Multiple Criteria Decision-Making Process
Since almost all real-world decision problems must be addressed on the basis of multi-dimensional approaches, the Multiple Criteria Decision-Making (MCDM) process has been developed long time ago. Pareto first introduced the efficiency concept in 1896 (Doumpos and Zopounidis, 2002). A feasible solution is efficient if and only if there is no other feasible solution which dominates it (Ringuest, 1992). Von Neumann and Morgenstern (1944) developed the utility theory as one of the major methodologies in modern MCDM. The preference structures of a decision maker are represented by multiple attribute utility functions. Charnes and Cooper (1961) extended the traditional mathematical programming theory to the goal programming. In recent decades, more and more user – friendly software has been developed based on advances in information technology and computer science.

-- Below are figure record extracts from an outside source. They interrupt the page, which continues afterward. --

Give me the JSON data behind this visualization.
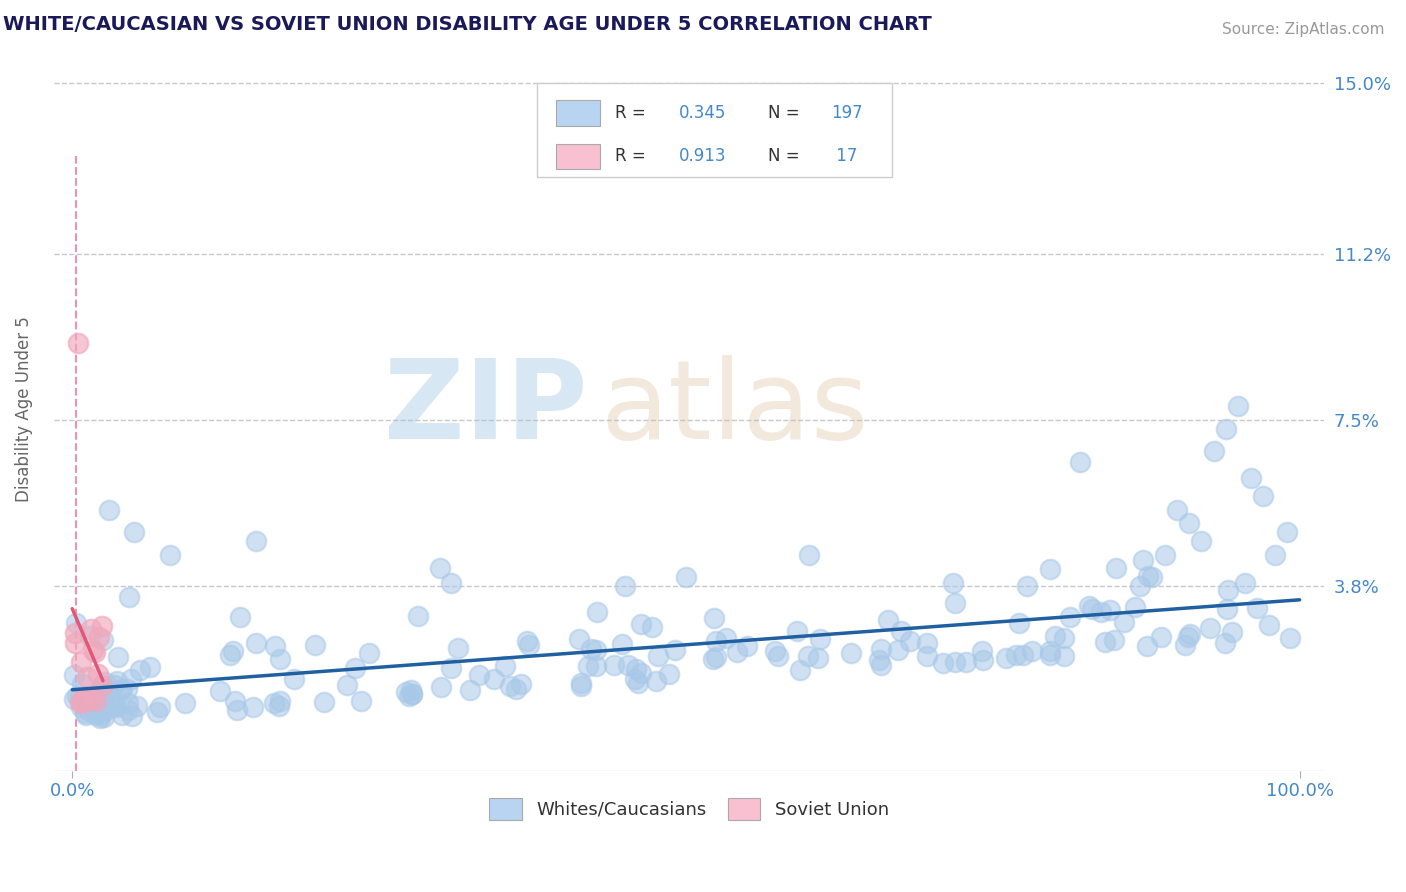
{
  "title": "WHITE/CAUCASIAN VS SOVIET UNION DISABILITY AGE UNDER 5 CORRELATION CHART",
  "source": "Source: ZipAtlas.com",
  "ylabel": "Disability Age Under 5",
  "yticks": [
    0,
    3.8,
    7.5,
    11.2,
    15.0
  ],
  "ytick_labels": [
    "",
    "3.8%",
    "7.5%",
    "11.2%",
    "15.0%"
  ],
  "xtick_labels": [
    "0.0%",
    "100.0%"
  ],
  "blue_scatter_color": "#a8c8e8",
  "pink_scatter_color": "#f0a8bc",
  "blue_line_color": "#2060a0",
  "pink_line_color": "#e05878",
  "blue_legend_fill": "#b8d4f0",
  "pink_legend_fill": "#f8c0d0",
  "background_color": "#ffffff",
  "grid_color": "#bbbbbb",
  "title_color": "#1a1a5a",
  "axis_label_color": "#666666",
  "tick_label_color": "#4488cc",
  "source_color": "#999999",
  "legend_text_color": "#333333",
  "watermark_zip_color": "#c8ddf0",
  "watermark_atlas_color": "#e8d8c0",
  "pink_vline_color": "#e878a0",
  "R_blue": "0.345",
  "N_blue": "197",
  "R_pink": "0.913",
  "N_pink": "17"
}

Basically, MCDM provides a set of criteria aggregation methodologies that focus on decision maker’s preference structures, system values and judgment policy. Since the “optimal” solutions in the traditional mathematical programming usually do not exist in MCDM due to the potential conflicting nature of the multiple objects, MCDM could find an appropriate “compromise” solution that satisfies all of the decision maker’s policy. MCDM general procedure consists of (1) identifying decision objectives, all feasible alternatives and participants; (2) developing evaluation criteria that measure the performance of each alternative on decision objectives; (3) modeling criteria aggregation; and (4) providing meaningful recommendations. MCDM approaches include multi-objective mathematical programming (MMP), multiple attribute utility theory (MAUT), outranking relation theory (ORT), interactive methods and preference disaggregation analysis (PDA) (Vincke, 1992; Pardalos et al., 1995).